Par Mamadou Sèye
Il arrive, rarement, qu’un pays cesse d’être spectateur de ses propres richesses. Qu’il rompe, presque silencieusement, avec cette vieille mécanique où l’on découvre, où d’autres exploitent, et où l’on se contente d’espérer des retombées. L’annonce faite par Ousmane Sonko sur le bloc Yakaar-Teranga s’inscrit précisément dans cette rupture : le Sénégal récupère, sans contrepartie financière, l’un des gisements gaziers les plus stratégiques de son histoire.
Dans un secteur où chaque renégociation se paie au prix fort, obtenir le retrait de Kosmos Energy pour repositionner Petrosen en acteur central n’a rien d’anodin. C’est un basculement de logique.
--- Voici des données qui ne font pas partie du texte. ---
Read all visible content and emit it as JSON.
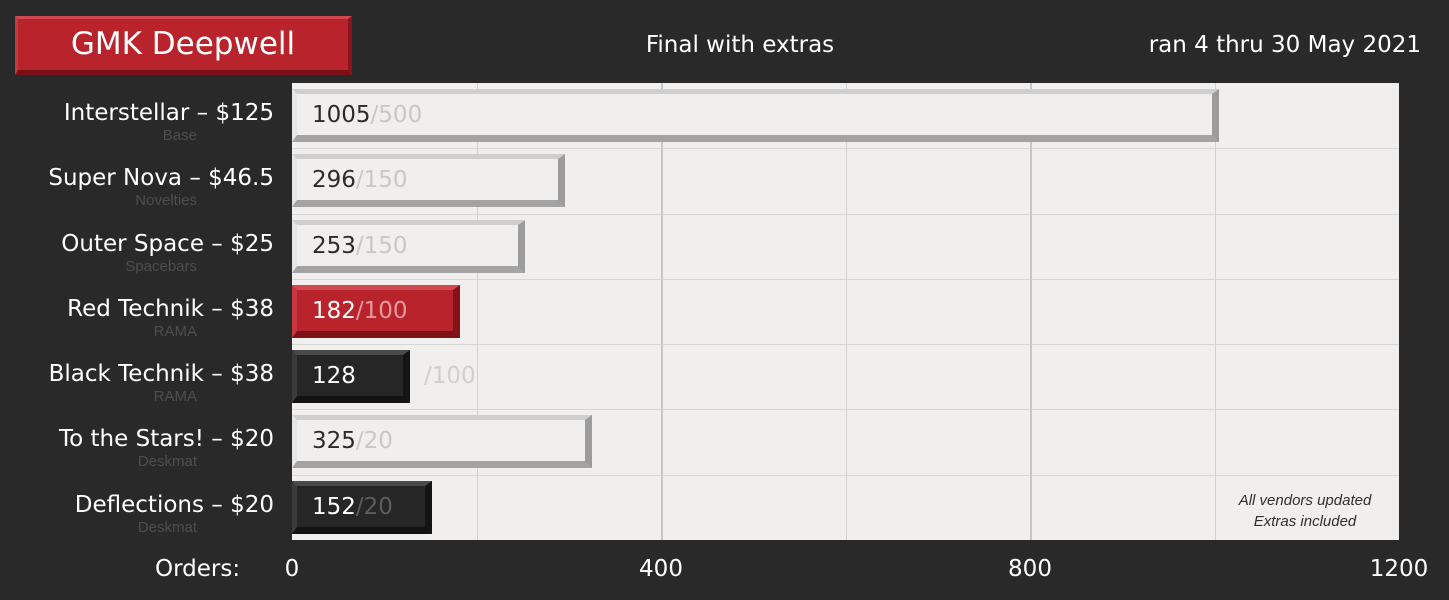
{
  "header": {
    "title": "GMK Deepwell",
    "subtitle": "Final with extras",
    "dates": "ran 4 thru 30 May 2021"
  },
  "colors": {
    "background": "#282928",
    "plot_background": "#f0efee",
    "red_accent": "#b8232c",
    "dark_bar": "#262626",
    "light_bar": "#f0efee"
  },
  "note": {
    "line1": "All vendors updated",
    "line2": "Extras included"
  },
  "chart_data": {
    "type": "bar",
    "orientation": "horizontal",
    "title": "GMK Deepwell",
    "subtitle": "Final with extras",
    "xlabel": "Orders:",
    "xlim": [
      0,
      1200
    ],
    "xticks": [
      0,
      400,
      800,
      1200
    ],
    "grid": true,
    "categories": [
      {
        "label": "Interstellar – $125",
        "sub": "Base",
        "value": 1005,
        "min": "/500",
        "min_value": 500,
        "style": "light"
      },
      {
        "label": "Super Nova – $46.5",
        "sub": "Novelties",
        "value": 296,
        "min": "/150",
        "min_value": 150,
        "style": "light"
      },
      {
        "label": "Outer Space – $25",
        "sub": "Spacebars",
        "value": 253,
        "min": "/150",
        "min_value": 150,
        "style": "light"
      },
      {
        "label": "Red Technik – $38",
        "sub": "RAMA",
        "value": 182,
        "min": "/100",
        "min_value": 100,
        "style": "red"
      },
      {
        "label": "Black Technik – $38",
        "sub": "RAMA",
        "value": 128,
        "min": "/100",
        "min_value": 100,
        "style": "dark"
      },
      {
        "label": "To the Stars! – $20",
        "sub": "Deskmat",
        "value": 325,
        "min": "/20",
        "min_value": 20,
        "style": "light"
      },
      {
        "label": "Deflections – $20",
        "sub": "Deskmat",
        "value": 152,
        "min": "/20",
        "min_value": 20,
        "style": "dark"
      }
    ]
  }
}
Là où, hier encore, les Etats africains ajustaient leurs ambitions aux exigences des majors, le Sénégal impose désormais son tempo et redéfinit les termes du jeu.
On peut toujours convoquer les scepticismes habituels, rappeler que des intentions de retrait existaient, ou agiter le spectre d’un refroidissement des investisseurs. Mais ce procès rate l’essentiel : ce qui se joue ici n’est pas un simple départ d’opérateur, c’est une reprise de contrôle politique. Et dans l’économie des ressources naturelles, cela change tout. Car celui qui détient la licence détient le levier, celui qui décide des partenariats, du rythme d’exploitation et, surtout, de la redistribution des fruits.
Yakaar-Teranga, longtemps perçu comme un symbole ambigu — à la fois promesse énergétique et héritage de décisions contestées — devient ainsi le terrain d’une reconfiguration assumée. Corriger, renégocier, récupérer : la séquence est claire, presque méthodique. Elle s’inscrit dans une ligne annoncée de longue date, mais rarement poussée à ce niveau d’effectivité.
En replaçant Petrosen au cœur du dispositif, l’Etat ne se contente pas d’un geste symbolique. Il se redonne une capacité d’arbitrage stratégique, une marge de manœuvre que beaucoup pensaient perdue dans l’architecture initiale des contrats. Et c’est précisément là que se situe la portée réelle de l’opération : dans la reconquête du pouvoir de décision.
Rien n’est encore gagné, évidemment. L’exploitation exigera des choix techniques, des alliances, des financements solides. Mais une ligne a été franchie : le Sénégal n’est plus uniquement un territoire d’opportunités pour les autres, il redevient un acteur qui choisit, qui négocie et qui tranche. Et dans un monde où l’énergie structure les rapports de force, ce type de signal pèse bien au-delà d’un simple communiqué.